Each composition takes two artists about a week, and up to 100 liters of paint.
To apply the paint, extreme weather conditions often need to be endured. Floksy recalls Severodvinsk:
“We felt really exposed to the natural elements there. We were drenched with rain, the sun fairly baked us, there was the fiercest wind, and towards the end it was freezing cold (plunging to -7°С at one point) and there was even snow. All that in one week! I’d think it’s fair to say that’s extreme. Dressing appropriately turned out to be a nightmare!
But in the end it was all worth it: Besides the good-natured residents and submarines in the nearby White Sea, the town now has another attraction – our mural!”
Alas, it hasn’t all been plain sailing painting.
Example: One wall we painted in Moscow was recently painted over. Who was responsible we don’t know, and the authorities claim ignorance. It doesn’t look like street vandals though – for such an undertaking expensive equipment is needed, not to mention ‘official’ support.
Not to worry: we’ll just have to restore it back!

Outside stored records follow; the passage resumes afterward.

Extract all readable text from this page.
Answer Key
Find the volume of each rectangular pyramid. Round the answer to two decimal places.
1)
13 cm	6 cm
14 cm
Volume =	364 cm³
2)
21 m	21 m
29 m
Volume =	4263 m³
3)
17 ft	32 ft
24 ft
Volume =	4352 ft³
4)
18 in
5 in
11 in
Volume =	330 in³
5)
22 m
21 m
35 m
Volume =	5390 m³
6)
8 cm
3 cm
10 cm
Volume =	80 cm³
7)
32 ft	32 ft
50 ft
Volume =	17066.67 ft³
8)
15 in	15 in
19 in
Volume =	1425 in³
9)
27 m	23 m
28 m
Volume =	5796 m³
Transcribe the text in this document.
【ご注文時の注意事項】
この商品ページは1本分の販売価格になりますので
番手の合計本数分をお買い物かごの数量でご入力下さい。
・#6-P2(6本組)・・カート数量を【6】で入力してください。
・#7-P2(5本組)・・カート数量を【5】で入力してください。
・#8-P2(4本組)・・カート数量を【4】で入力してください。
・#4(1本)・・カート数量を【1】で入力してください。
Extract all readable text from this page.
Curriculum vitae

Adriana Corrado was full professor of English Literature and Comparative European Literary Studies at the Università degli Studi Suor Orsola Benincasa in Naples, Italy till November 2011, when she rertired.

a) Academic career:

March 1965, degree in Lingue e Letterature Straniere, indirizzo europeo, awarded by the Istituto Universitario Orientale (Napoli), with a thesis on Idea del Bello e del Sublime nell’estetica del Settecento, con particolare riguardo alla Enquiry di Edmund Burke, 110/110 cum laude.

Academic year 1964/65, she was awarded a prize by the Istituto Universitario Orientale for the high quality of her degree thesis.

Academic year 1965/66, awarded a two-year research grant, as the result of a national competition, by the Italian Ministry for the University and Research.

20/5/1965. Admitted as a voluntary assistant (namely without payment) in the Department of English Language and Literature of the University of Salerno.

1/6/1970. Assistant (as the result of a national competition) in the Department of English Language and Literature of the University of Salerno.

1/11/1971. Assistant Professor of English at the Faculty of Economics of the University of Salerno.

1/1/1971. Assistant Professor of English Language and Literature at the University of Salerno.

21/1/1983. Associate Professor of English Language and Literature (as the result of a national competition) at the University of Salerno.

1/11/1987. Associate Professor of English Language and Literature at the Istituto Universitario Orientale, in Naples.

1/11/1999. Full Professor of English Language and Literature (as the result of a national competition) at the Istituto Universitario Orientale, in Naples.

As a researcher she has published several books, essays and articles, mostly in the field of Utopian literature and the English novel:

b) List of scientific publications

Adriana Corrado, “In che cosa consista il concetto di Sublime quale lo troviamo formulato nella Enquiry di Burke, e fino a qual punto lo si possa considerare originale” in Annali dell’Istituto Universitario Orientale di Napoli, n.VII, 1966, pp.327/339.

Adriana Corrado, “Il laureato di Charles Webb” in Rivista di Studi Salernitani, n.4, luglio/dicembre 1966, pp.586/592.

Overall though, the whole project has been a success. So much better a bright fun mural than gray old blandness. After all, we don’t quite have the architectural awesomeness that you get in, say, Singapore, Magdeburg or Barcelona, so we have to think outside the box and get creative in other ways to liven things up. I hope it’s not just me/us that like(s) the idea, and that it catches on, seeing other IT companies – in fact any sector’s companies –joining in the fun. Maybe King Banksy himself will get into it? :)
Still cooler would be launching a pyramid scheme – something like the Ice Bucket Challenge: Paint a wall > challenge another three companies to do the same > and so on, right round the globe; and if they don’t agree – get them to pay half the price of the work…?
I think to get things going on a global scale we’ll have to get all our regional offices involved – painting cities across every continent: getting them into the competitive spirit by putting national creative ability and prestige at stake!
Our social-media types say they’ve more fresh creative ideas for how to take this idea further.
In the meantime, maybe you, dear reader, have some ideas? Let’s face it, it’s not as if you haven’t got the time to put your little gray cells to work – you got to the end of this text, after all :).
Ideas > in the comments pleased.
And lastly – perhaps MOST IMPORTANTLY! I also await the coordinates of dismal apartment blocks whose end-walls need rebooting… preferably with photos and reasons for the need for a mega-KL-multicolored refurb!